Numbing the Mind vs. Freeing the Mind
I want to preface this article by acknowledging that all people, except maybe the Dalai Lama, use different forms of numbing behaviors throughout the day and I don’t believe that it is helpful to label them “good” or “bad”. Certain behaviors may be bad for your health, bad for the environment, or bad for the world but, I’m talking about the individual decision to tune out, rather than tune in. I also don’t believe that these decisions are always made consciously or even semi-consciously. Part of the human experience is battling the undercurrent of energy that draws us to things that we know, intellectually, are not healthy for us. With that being said, it has come to my attention through my own experience and sharing experiences with others, that it’s possible to be so numb that a “free mind” or a “freeing of the mind” is impossible to comprehend. Before you balk at the idea, this isn’t some weird new hippy philosophy and I’m not saying that I’ve figured out the answer to life. The idea that you are not your thoughts but, the awareness of them, has been around for centuries. The world we live in has sped up so much that although, we are able to connect at an extremely rapid rate, we are also given the option to disconnect more than we ever have. To be clear, here are some ways that we use our external world to mute or disconnect from our inner experience.

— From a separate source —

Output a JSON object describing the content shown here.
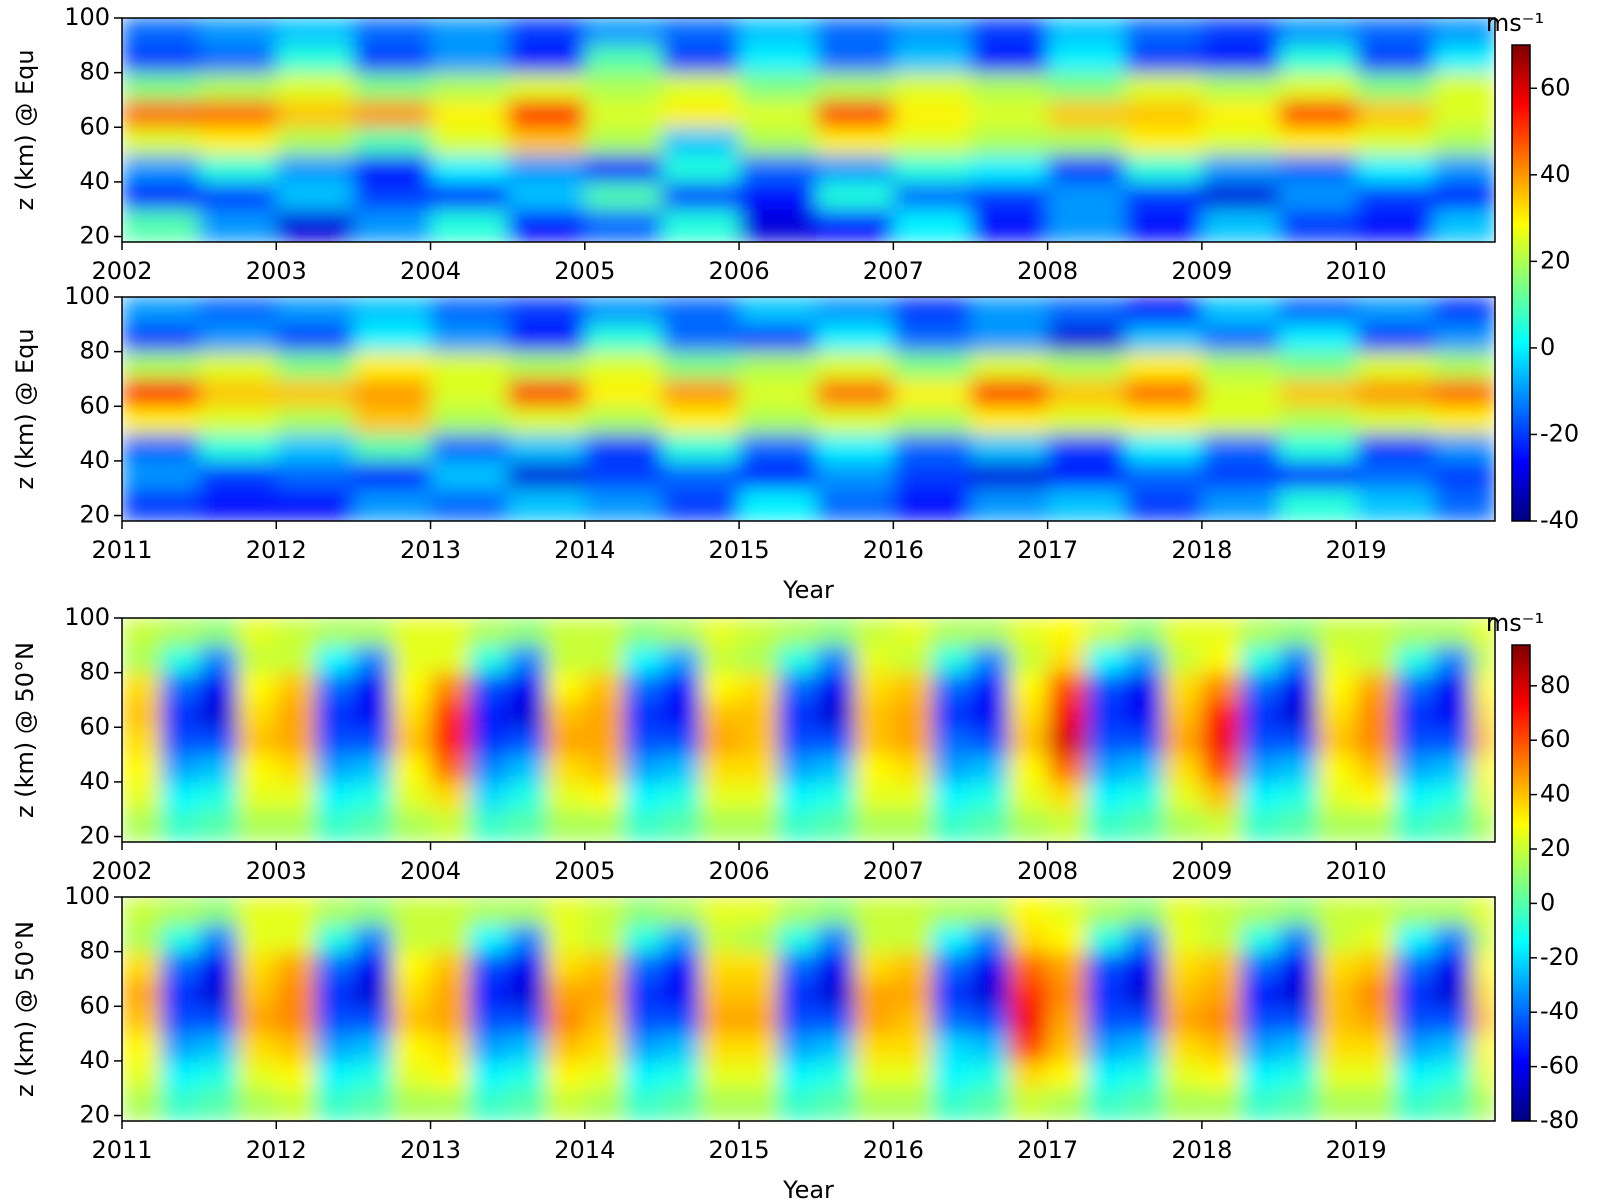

It can be mind-blowing, joyful, scary, weird, and confusing when you begin to watch your mind. For instance, I was always under the impression that I was a laid-back dude that didn’t care much too much about competition. After further review, I came to realize that I have a constant anxious narrative in my head telling me that I won’t make enough money, that I haven’t done enough, and that I’m lazy. I noticed that my mind is habitually sizing myself up with others and creating my self-image based up on that. Crazy, right?! It turns out, not so much. As I began to talk with other people that watch their mind, they reported very similar experiences and comparable tuning-out methods. We really aren’t that different.

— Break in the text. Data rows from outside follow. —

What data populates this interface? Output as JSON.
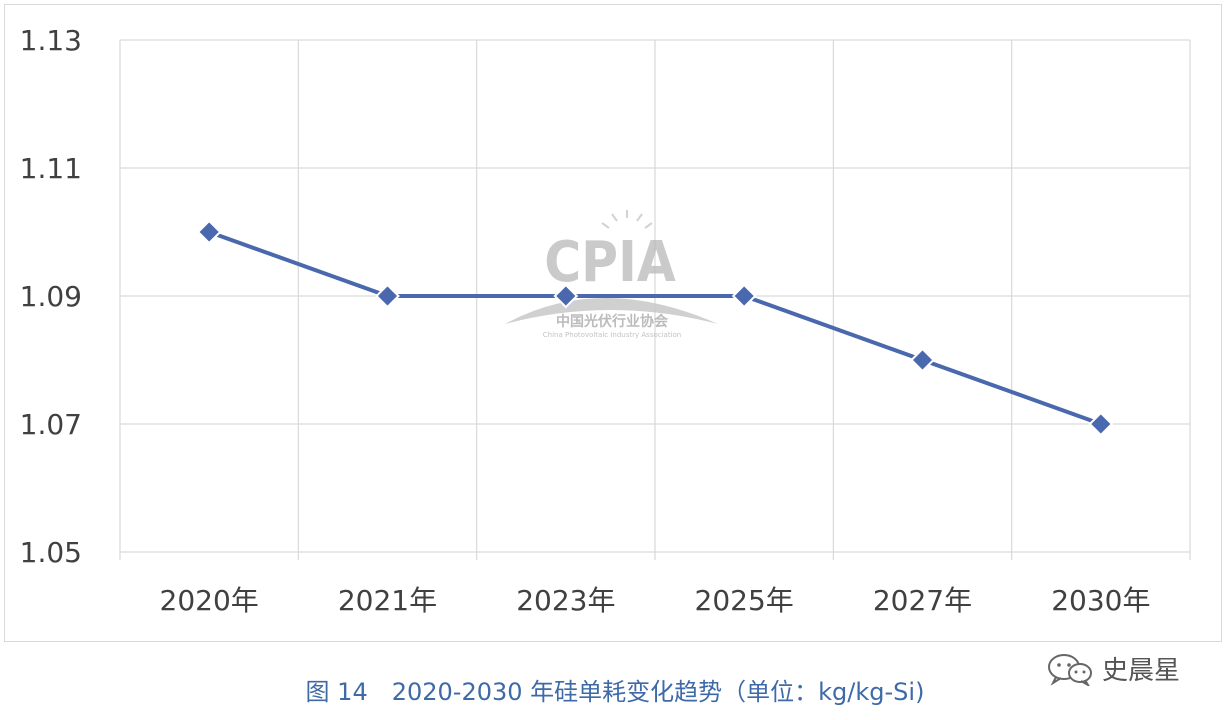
{
  "chart_data": {
    "type": "line",
    "categories": [
      "2020年",
      "2021年",
      "2023年",
      "2025年",
      "2027年",
      "2030年"
    ],
    "series": [
      {
        "values": [
          1.1,
          1.09,
          1.09,
          1.09,
          1.08,
          1.07
        ],
        "color": "#4a68ad",
        "marker": "diamond"
      }
    ],
    "yticks": [
      "1.13",
      "1.11",
      "1.09",
      "1.07",
      "1.05"
    ],
    "ylim": [
      1.05,
      1.13
    ],
    "grid": true,
    "title": "",
    "xlabel": "",
    "ylabel": ""
  },
  "watermark": {
    "logo_text": "CPIA",
    "cn_text": "中国光伏行业协会",
    "en_text": "China Photovoltaic Industry Association"
  },
  "caption": "图 14　2020-2030 年硅单耗变化趋势（单位：kg/kg-Si)",
  "signature": {
    "icon": "wechat-icon",
    "text": "史晨星"
  },
  "colors": {
    "line": "#4a68ad",
    "grid": "#d9d9d9",
    "caption": "#3f6aa8"
  }
}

So, what is my bottom line here? It is that awareness is the key to freeing the mind and that it can be tricky business, given the machine in our own heads is out to distract us by any means necessary. This isn’t because it’s evil or because we are being controlled by the devil. It just does this because that is what the mind is programmed to do. It’s designed to solve problems and if you haven’t noticed, life provides an endless supply of problems. Here is the catch. You don’t have to “do” anything to solve this problem of mind. You just have to “be”. The rest will unfold in each moment.
Sit in complete silence without any of your usual distraction for 10 minutes. Try to find a timer besides your phone. Begin to watch your breath as it goes in and out without you needing to do anything. Pay attention to where you might be holding any attention. You may begin to shift your attention to noises, bodily sensations, smells, or thoughts. Just notice what you happen to notice in the moment. It’s okay if your attention gets pulled away to a future conversation or past event. Gently, bring your awareness back to the breath and continue to breath. This is meditation. As you begin to do this day after day, you will notice patterns and different experiences. You may try to sit with specific questions and you may be inspired to read different books. No matter what happens, you have begun the process of freeing your mind. As you do this, there will be less and less need to numb.